D'autant que c'est tout bénéf' : Alain Balthazard et ses comparses s'occupent bénévolement de signaler et protéger le nid sur deux mètres carrés de céréales (soit "une perte de deux euros" pour empêcher bien plus de pertes dues aux rongeurs). Avec plus de communication, moins de temps serait perdu à localiser les nids dans le département, et plus de busards cendrés échapperaient aux moissonneuses-batteuses.

Dévouement d'un passionné

"Il faut consacrer une vingtaine d'heures par nid. Et on s'occupe de quinze nids. Je vous laisse faire le calcul... Ça fait entre 200 et 400 heures par an, réparties sur trois mois : mai, juin, et juillet. C'est un boulot de dingue, hyper hyper prenant, très chronophage, compliqué." Mais il fait ce qui doit être fait, envers et contre tout.

"Je suis photographe maintenant, donc j'ai beaucoup de temps libre." La photographie animalière rencontre d'ailleurs un grand succès. "Quand j'étais opticien, je faisais 70 heures par semaine, mais j'arrivais quand même à protéger les busards en me levant à 05h00 et en y retournant à 20h00." Un véritable sacerdoce. "Forcément, pour ceux qui travaillent et ont des enfants, c'est plus compliqué." Une partie des personnes acquises à cette cause sont retraitées, "mais elles vieillissent" et il faudra un jour qu'elles passent le flambeau. L'"appui absolument inexistant de l'État" n'aide pas.

Mais d'où vient au juste cet amour des oiseaux ? "Quand vous voyez cet oiseau-là, à partir du moment où vous êtes proche de la nature, et que vous le voyez évoluer : c'est grâcieux, habile, très beau à voir en vol. En 2021, quand j'ai rencontré madame Griffon et monsieur Caruel [les journalistes qui ont réalisé un beau reportage télévisé sur le sujet; ndlr], ce dernier était fou, il disait que c'était génial et qu'il était super content de pouvoir filmer ça. Ce sont vraiment des oiseaux magnifiques." (voir la vidéo ci-dessous) 

Vol inexplicable

"C'est particulier, cet enlèvement d'oiseaux. Ils ont disparu de leurs cages protégées. On a constaté que ça ne pouvait être que des humains qui ont fait ça, et pas des animaux. Les oiseaux étaient protégés, le champ était fauché, les petits grandissaient, bien nourris par les parents... Et ils ont tous disparu d'un coup. On aimerait bien savoir pourquoi : sur ça, je ne peux pas vous répondre. On va essayer d'investiguer, mais on ne trouvera probablement rien."

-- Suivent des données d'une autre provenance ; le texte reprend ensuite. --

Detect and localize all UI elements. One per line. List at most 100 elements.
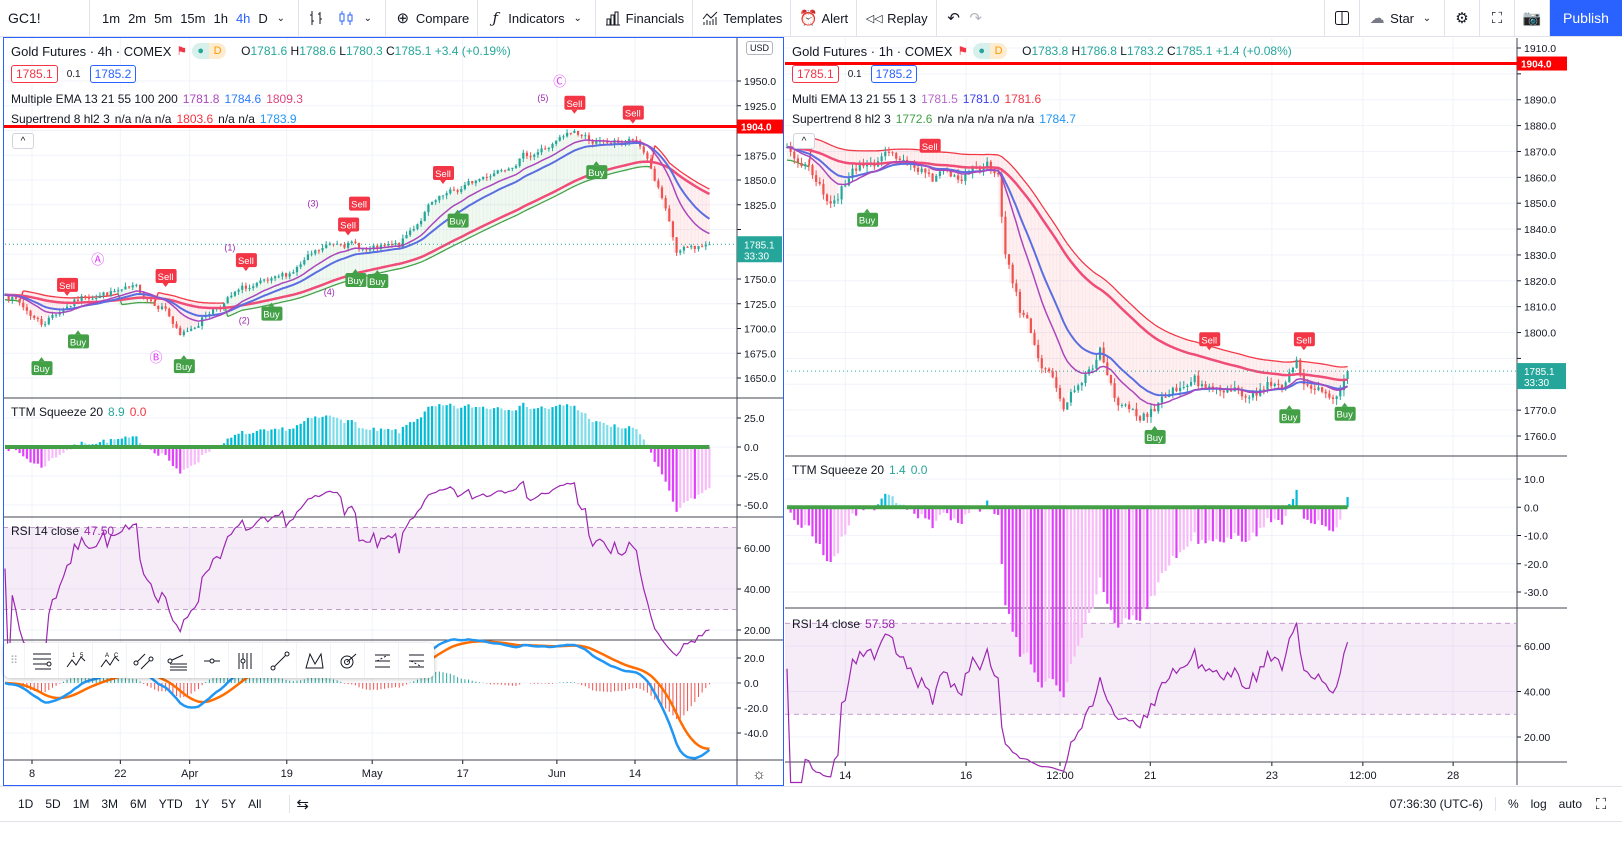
- short-position-tool[interactable]: [398, 643, 432, 678]
- supertrend-fill: [260, 279, 265, 307]
- parallel-channel-tool[interactable]: [126, 643, 160, 678]
- go-to-date-icon[interactable]: ⇆: [289, 795, 309, 813]
- supertrend-fill: [1085, 268, 1090, 370]
- interval-1m[interactable]: 1m: [102, 10, 121, 26]
- right-ema-legend[interactable]: Multi EMA 13 21 55 1 3 1781.5 1781.0 178…: [792, 92, 1041, 106]
- right-supertrend-legend[interactable]: Supertrend 8 hl2 3 1772.6 n/a n/a n/a n/…: [792, 112, 1076, 126]
- candle-body: [69, 306, 72, 308]
- drag-handle[interactable]: ⠿: [9, 655, 19, 667]
- supertrend-segment: [552, 195, 557, 199]
- undo-icon[interactable]: ↶: [947, 10, 960, 27]
- supertrend-segment: [701, 184, 707, 188]
- candle-body: [284, 273, 288, 277]
- market-status-badge[interactable]: ● D: [192, 43, 227, 59]
- range-6m[interactable]: 6M: [130, 797, 147, 811]
- redo-icon[interactable]: ↷: [969, 10, 982, 27]
- chevron-down-icon[interactable]: ⌄: [363, 12, 372, 24]
- range-1d[interactable]: 1D: [18, 797, 34, 811]
- clock-time[interactable]: 07:36:30 (UTC-6): [1390, 797, 1496, 811]
- range-5y[interactable]: 5Y: [221, 797, 237, 811]
- fib-retracement-tool[interactable]: [24, 643, 58, 678]
- price-axis-label: 1700.0: [744, 324, 776, 336]
- sell-price-button[interactable]: 1785.1: [792, 65, 839, 83]
- alert-button[interactable]: ⏰ Alert: [791, 0, 858, 36]
- symbol-title[interactable]: Gold Futures · 1h · COMEX: [792, 43, 953, 59]
- currency-label[interactable]: USD: [746, 41, 774, 55]
- supertrend-fill: [896, 149, 901, 160]
- supertrend-fill: [180, 298, 185, 332]
- bars-style-icon[interactable]: [307, 9, 325, 27]
- chart-left[interactable]: 8 22 Apr 19 May 17 Jun 14 1650.0 1675.0 1700.0 1725…: [3, 38, 783, 785]
- symbol-search[interactable]: GC1!: [0, 0, 90, 36]
- left-ema-legend[interactable]: Multiple EMA 13 21 55 100 200 1781.8 178…: [11, 92, 303, 106]
- financials-button[interactable]: Financials: [596, 0, 694, 36]
- horizontal-ray-tool[interactable]: [194, 643, 228, 678]
- range-1m[interactable]: 1M: [72, 797, 90, 811]
- fullscreen-button[interactable]: ⛶: [1480, 0, 1515, 36]
- sell-price-button[interactable]: 1785.1: [11, 65, 58, 83]
- indicators-button[interactable]: ƒ Indicators ⌄: [478, 0, 596, 36]
- price-axis-label: 20.00: [744, 625, 770, 637]
- signal-label: Sell: [238, 256, 254, 267]
- auto-toggle[interactable]: auto: [1558, 797, 1582, 811]
- chart-right[interactable]: 14 16 12:00 21 23 12:00 28 1760.0 1770.0 1800.0 18…: [785, 38, 1567, 785]
- interval-4h[interactable]: 4h: [235, 10, 251, 26]
- fib-time-zone-tool[interactable]: [228, 643, 262, 678]
- chevron-down-icon[interactable]: ⌄: [276, 12, 285, 24]
- interval-d[interactable]: D: [258, 10, 268, 26]
- range-5d[interactable]: 5D: [45, 797, 61, 811]
- layout-button[interactable]: [1324, 0, 1359, 36]
- candles-style-icon[interactable]: [337, 9, 355, 27]
- long-position-tool[interactable]: [364, 643, 398, 678]
- time-axis-label: 19: [281, 768, 293, 780]
- compare-button[interactable]: ⊕ Compare: [386, 0, 479, 36]
- long-position-icon: [374, 654, 390, 667]
- templates-button[interactable]: Templates: [693, 0, 792, 36]
- candle-body: [430, 201, 434, 205]
- trend-line-tool[interactable]: [262, 643, 296, 678]
- percent-toggle[interactable]: %: [1507, 797, 1519, 811]
- left-rsi-legend[interactable]: RSI 14 close 47.50: [11, 524, 114, 538]
- settings-button[interactable]: ⚙: [1445, 0, 1480, 36]
- supertrend-fill: [505, 168, 510, 219]
- log-toggle[interactable]: log: [1530, 797, 1547, 811]
- candle-body: [1153, 408, 1156, 412]
- buy-price-button[interactable]: 1785.2: [870, 65, 918, 83]
- buy-price-button[interactable]: 1785.2: [89, 65, 137, 83]
- range-ytd[interactable]: YTD: [158, 797, 183, 811]
- snapshot-button[interactable]: 📷: [1515, 0, 1550, 36]
- chevron-down-icon[interactable]: ⌄: [573, 12, 582, 24]
- right-ttm-legend[interactable]: TTM Squeeze 20 1.4 0.0: [792, 463, 927, 477]
- right-rsi-legend[interactable]: RSI 14 close 57.58: [792, 617, 895, 631]
- candle-body: [580, 134, 583, 136]
- collapse-legend-button[interactable]: ^: [12, 133, 34, 149]
- interval-1h[interactable]: 1h: [213, 10, 228, 26]
- fullscreen-icon[interactable]: ⛶: [1595, 795, 1607, 813]
- range-all[interactable]: All: [248, 797, 262, 811]
- supertrend-segment: [322, 287, 327, 291]
- supertrend-segment: [435, 252, 440, 256]
- publish-button[interactable]: Publish: [1550, 0, 1622, 36]
- range-1y[interactable]: 1Y: [194, 797, 210, 811]
- interval-2m[interactable]: 2m: [128, 10, 147, 26]
- collapse-legend-button[interactable]: ^: [793, 133, 815, 149]
- left-supertrend-legend[interactable]: Supertrend 8 hl2 3 n/a n/a n/a 1803.6 n/…: [11, 112, 297, 126]
- replay-button[interactable]: ◁◁ Replay: [857, 0, 937, 36]
- left-ttm-legend[interactable]: TTM Squeeze 20 8.9 0.0: [11, 405, 146, 419]
- market-status-badge[interactable]: ● D: [973, 43, 1008, 59]
- gear-icon[interactable]: ☼: [752, 766, 766, 783]
- candle-body: [682, 246, 685, 251]
- candle-body: [1277, 383, 1280, 385]
- range-3m[interactable]: 3M: [101, 797, 119, 811]
- candle-body: [1342, 379, 1346, 391]
- symbol-title[interactable]: Gold Futures · 4h · COMEX: [11, 43, 172, 59]
- xabcd-pattern-tool[interactable]: [296, 643, 330, 678]
- interval-15m[interactable]: 15m: [180, 10, 206, 26]
- interval-5m[interactable]: 5m: [154, 10, 173, 26]
- fib-spiral-tool[interactable]: [330, 643, 364, 678]
- cloud-layout-button[interactable]: ☁ Star ⌄: [1359, 0, 1445, 36]
- pitchfork-tool[interactable]: [160, 643, 194, 678]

C'est une première depuis 2007, année où il a commencé à utiliser des cages de protection. Si l'on excepte l'année 2020, sur un autre secteur, où il a retrouvé ses cages saccagées et les oiseaux massacrés.  Même s'il est "de temps en temps" confronté à ces "gens qui viennent tuer les oiseaux - dont je ne vais pas citer la corporation - et qui se disent amoureux de la nature mais qui ne l'aiment pas et tuent ce qu'ils dérangent. Qui sont ignares et ne connaissent pas les oiseaux."

Le cas s'est présenté dans plusieurs régions françaises, notamment en Charente-Maritime. Alain Balthazard s'implique pour que ça n'arrive pas dans le département de la Marne (voir sur la carte ci-dessous).

Des pertes dites "naturelles" (intempéries, oeuf cassé parent attaqué par un prédateur, etc.) surviennent tous les ans : "ça fait partie du jeu". Mais pas ces disparitions sans traces qui ne laissent aucune piste pour expliquer le vol.

Résultat, adieu les parents "qui n'avaient rien demandé à personne. Avec cette femelle très dévouée, et ce mâle qui devait nous apporter des données scientifiques sur la nidification car il est balisé." Esseulés, perturbés, ils "sont en échec" et ont donc pris leur envol après la disparition de leurs petits, pour ne jamais revenir.

"Il n'y a plus de respect pour rien [...] C'est complètement délirant." Des rondes de surveillance 24 heures sur 24 (très compliquées à mettre en place) pourraient être envisagées comme dans d'autres régions. En attendant, il y a peu d'espoir de retrouver les bébés oiseaux dérobés. Mais leur ami Alain continuera à se battre.